1 out of 5 stars Less engaging than a history textbook...from high school.   January 14, 2006
 8 out of 14 found this review helpful

I enjoy historical fiction and historical fact, but I found this book to be quite dull. The writing was not engaging, as the style seemed antiquated to me. I think I was expecting more of a modern interpretation of the story. Instead, this book reads like a Victorian gossip column. In short, neither the story nor the "scandal" was intriguing to me, not even as simple history. Apparently enjoyable by some, but it just wasn't what I expected.


5 out of 5 stars Great Biography...Not So Much Scandal   January 2, 2006
 3 out of 4 found this review helpful

The title is a little misleading, but this is still a great biography of Anne Cary Morris. The "scandal" is dealt with in several chapters and the remaining story tells of the disfunctional family of which she was a part of. It left me looking for more information about the remaining "cast of characters."

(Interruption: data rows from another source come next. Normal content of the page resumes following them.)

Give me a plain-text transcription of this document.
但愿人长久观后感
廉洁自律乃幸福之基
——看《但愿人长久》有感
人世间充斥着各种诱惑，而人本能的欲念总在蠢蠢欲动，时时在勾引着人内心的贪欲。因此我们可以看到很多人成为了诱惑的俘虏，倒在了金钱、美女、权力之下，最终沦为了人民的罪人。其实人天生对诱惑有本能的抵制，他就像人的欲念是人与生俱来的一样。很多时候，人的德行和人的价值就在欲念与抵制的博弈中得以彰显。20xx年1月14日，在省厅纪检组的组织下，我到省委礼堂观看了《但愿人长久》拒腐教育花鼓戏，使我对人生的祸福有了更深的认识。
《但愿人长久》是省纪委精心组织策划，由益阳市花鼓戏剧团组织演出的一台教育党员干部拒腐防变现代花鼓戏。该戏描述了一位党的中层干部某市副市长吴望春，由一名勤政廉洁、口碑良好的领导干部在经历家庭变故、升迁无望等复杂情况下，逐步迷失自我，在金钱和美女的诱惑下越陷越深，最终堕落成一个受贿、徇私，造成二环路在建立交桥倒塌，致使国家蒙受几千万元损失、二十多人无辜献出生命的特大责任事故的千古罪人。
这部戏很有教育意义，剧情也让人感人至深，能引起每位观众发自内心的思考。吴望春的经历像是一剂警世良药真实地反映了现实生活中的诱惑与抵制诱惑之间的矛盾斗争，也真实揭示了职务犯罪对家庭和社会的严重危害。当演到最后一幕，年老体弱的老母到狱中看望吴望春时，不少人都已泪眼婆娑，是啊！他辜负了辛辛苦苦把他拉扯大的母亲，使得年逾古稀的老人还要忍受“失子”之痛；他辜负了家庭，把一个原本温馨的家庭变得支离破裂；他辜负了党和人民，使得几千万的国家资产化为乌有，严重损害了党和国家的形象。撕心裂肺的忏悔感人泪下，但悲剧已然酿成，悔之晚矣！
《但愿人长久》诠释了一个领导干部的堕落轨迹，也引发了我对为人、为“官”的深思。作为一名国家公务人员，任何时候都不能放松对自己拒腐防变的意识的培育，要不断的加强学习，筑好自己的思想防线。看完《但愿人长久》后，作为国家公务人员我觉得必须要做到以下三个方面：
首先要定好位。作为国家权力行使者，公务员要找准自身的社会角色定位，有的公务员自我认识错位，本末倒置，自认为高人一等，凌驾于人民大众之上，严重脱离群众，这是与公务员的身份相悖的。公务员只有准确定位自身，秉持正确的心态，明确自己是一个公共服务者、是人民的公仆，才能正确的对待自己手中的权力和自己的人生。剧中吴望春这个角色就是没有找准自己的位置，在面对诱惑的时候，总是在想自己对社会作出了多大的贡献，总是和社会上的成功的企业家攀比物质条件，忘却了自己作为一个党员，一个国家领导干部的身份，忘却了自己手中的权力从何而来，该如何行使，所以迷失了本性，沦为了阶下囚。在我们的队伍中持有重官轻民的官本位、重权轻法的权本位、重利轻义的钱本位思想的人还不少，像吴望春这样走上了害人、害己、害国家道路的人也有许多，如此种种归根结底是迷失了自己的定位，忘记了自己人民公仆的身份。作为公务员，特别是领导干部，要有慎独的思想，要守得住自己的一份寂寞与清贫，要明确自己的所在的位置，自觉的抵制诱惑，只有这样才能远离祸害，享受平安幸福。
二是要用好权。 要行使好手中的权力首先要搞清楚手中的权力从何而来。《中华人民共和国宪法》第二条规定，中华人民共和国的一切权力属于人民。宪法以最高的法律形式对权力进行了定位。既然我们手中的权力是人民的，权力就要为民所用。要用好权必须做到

4 out of 5 stars Historical Reality Check of early Americans   November 15, 2005
 7 out of 8 found this review helpful

I got the book at my local library and just completed it. Mr. Crawford is good writer. I like that the chapters are short and the story line keeps moving.

I see that he has a new book coming out on Jefferson's last years. The research from this book probably helped on the new one since the Randolph and Jefferson familes were related (cousins married cousins) and Jefferson's son-in-laws were also politicians. I really appreciated the family tree even though the larger family lines aren't complete.

The main story line was not really resolved for me unless we are to believe Nancy's response to Jack in their later years. Did Nancy deliberately abort with her cousin's "medicine" or did she really miscarry? Was Nancy really pregnant by Theodorick who died before she delivered and not his brother Richard? How could Nancy go about in society as she "increased" without any censorship and why didn't any of her relatives, especially her sister who lived in the same house, know about the pregnancy?

Some characters appear for only a few paragraphs yet interest me to find out more about them in other biographies or histories. I was surprised to see that President Adams was not liked and Jefferson was extremely political. Crawford shows the political parties switched platforms over time so current parties cannot claim ownership of ideas. I will be interested in reading more books about the early founders, politicians and other Americans. This taste of early years in congress was very interesting.